Compute n-grams and per-document relative frequencies from text.
Usage
topicsGrams(
data,
ngram_window = c(1, 3),
stopwords = stopwords::stopwords("en", source = "snowball"),
removalword = "",
pmi_threshold = NULL,
occurance_rate = 0,
removal_mode = "frequency",
removal_rate_most = NULL,
removal_rate_least = NULL,
shuffle = TRUE,
lower = TRUE,
remove_punctuation = TRUE,
remove_numbers = TRUE,
stem_lemma_function = NULL,
verbose = FALSE,
seed = 42L,
threads = 1,
top_frequent = NULL,
freq_per_user_format = c("auto", "wide", "long"),
max_wide_cells = 5e+07
)Arguments
- data
A character vector of texts or a data.frame/tibble (first column used as text).
- ngram_window
Integer vector specifying n-gram sizes. If length 1, only that n is used (e.g.,
2). If length 2 and increasing, it is interpreted as an inclusive range (e.g.,c(1, 3)-> 1,2,3). Otherwise it is treated as an explicit set (e.g.,c(1, 3)means only 1 and 3).- stopwords
Character vector of stopwords to remove (e.g.,
stopwords::stopwords("en", source = "snowball")).- removalword
Character vector of words to remove from the raw text prior to tokenization.
- pmi_threshold
Numeric PMI threshold used to filter multi-word n-grams. If
NULL, PMI filtering is skipped.- occurance_rate
Numeric in [0,1]. Terms are removed if they occur in fewer than
round(N_docs * occurance_rate) - 1documents, whereN_docsis the number of texts. Example: with 1000 documents andoccurance_rate = 0.05, terms occurring in fewer than ~50 documents are removed.- removal_mode
Character. Removal mode passed to
filter_ngrams(). Common options include"frequency"and"percentage"(depending on your helper implementation).- removal_rate_most
Numeric. Rate/threshold for removing the most frequent n-grams (interpreted by
filter_ngrams()according toremoval_mode).- removal_rate_least
Numeric. Rate/threshold for removing the least frequent n-grams (interpreted by
filter_ngrams()according toremoval_mode).- shuffle
Logical. If
TRUE, texts are shuffled (seed-controlled) before processing. The original ids are preserved in output.- lower
Logical. If
TRUE, text is lowercased prior to tokenization.- remove_punctuation
Logical. Passed to
quanteda::tokens(remove_punct = ...).- remove_numbers
Logical. Passed to
quanteda::tokens(remove_numbers = ...).- stem_lemma_function
Optional function applied to tokens (via
quanteda::tokens_apply()). Should accept and return a character vector of tokens.- verbose
Logical. If
TRUE, prints simple progress messages (if implemented).- seed
Integer. Random seed used when
shuffle = TRUE.- threads
Integer. Number of threads used by quanteda via
quanteda_options(threads = ...).- top_frequent
Integer or
NULL. If set, keeps only thetop_frequentmost frequent n-grams after filtering (recommended for large corpora). IfNULL, keeps all retained n-grams.- freq_per_user_format
Output format for
freq_per_user:"wide"Wide document-by-ngram table (may be large).

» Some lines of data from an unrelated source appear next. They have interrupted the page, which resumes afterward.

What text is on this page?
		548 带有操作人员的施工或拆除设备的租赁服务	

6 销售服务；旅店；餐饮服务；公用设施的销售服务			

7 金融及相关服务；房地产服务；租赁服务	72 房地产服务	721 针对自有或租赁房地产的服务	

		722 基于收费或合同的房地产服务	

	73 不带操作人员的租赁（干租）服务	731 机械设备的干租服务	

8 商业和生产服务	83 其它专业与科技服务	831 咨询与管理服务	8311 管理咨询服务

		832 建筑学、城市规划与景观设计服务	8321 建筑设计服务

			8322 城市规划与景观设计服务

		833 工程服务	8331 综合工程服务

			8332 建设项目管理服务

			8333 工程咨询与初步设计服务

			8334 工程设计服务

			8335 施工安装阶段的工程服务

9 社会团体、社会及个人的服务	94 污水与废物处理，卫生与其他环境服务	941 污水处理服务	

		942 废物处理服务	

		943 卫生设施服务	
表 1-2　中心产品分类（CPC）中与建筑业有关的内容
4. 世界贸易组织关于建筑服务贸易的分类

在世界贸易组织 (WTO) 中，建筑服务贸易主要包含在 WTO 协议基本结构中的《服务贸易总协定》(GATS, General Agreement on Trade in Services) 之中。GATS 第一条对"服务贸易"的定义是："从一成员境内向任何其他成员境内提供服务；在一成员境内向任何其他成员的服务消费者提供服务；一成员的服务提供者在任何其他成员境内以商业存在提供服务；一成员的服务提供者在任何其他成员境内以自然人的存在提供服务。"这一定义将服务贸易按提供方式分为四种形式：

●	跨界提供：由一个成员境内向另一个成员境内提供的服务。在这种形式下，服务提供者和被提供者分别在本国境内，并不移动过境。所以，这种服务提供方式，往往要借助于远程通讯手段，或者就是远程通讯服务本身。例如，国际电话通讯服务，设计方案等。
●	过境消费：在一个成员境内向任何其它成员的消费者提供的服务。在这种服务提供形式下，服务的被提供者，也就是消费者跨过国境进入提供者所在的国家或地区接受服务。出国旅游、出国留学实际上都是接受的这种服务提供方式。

"long"Long sparse table with columns
id,ngram,rel_freq."auto"Uses wide format only if
N_docs * N_ngrams <= max_wide_cells; otherwise returns long.
- max_wide_cells
Numeric. Safety limit for
"auto": ifN_docs * N_ngramsexceeds this,freq_per_useris returned in long format to avoid dense allocation and excessive memory use.
Value
A named list with:
- settings
A named list of settings used to generate the results (for reproducibility).
- n_grams_pmi
PMI information if available from your PMI helper, otherwise a message.
- ngrams
A tibble of retained n-grams and statistics (e.g.,
freq,prevalence,num_docs).- freq_per_user
Per-document relative frequencies, either wide or long depending on
freq_per_user_format.- stats
A tibble summarizing how many n-grams were removed by each filtering step, by n-gram size.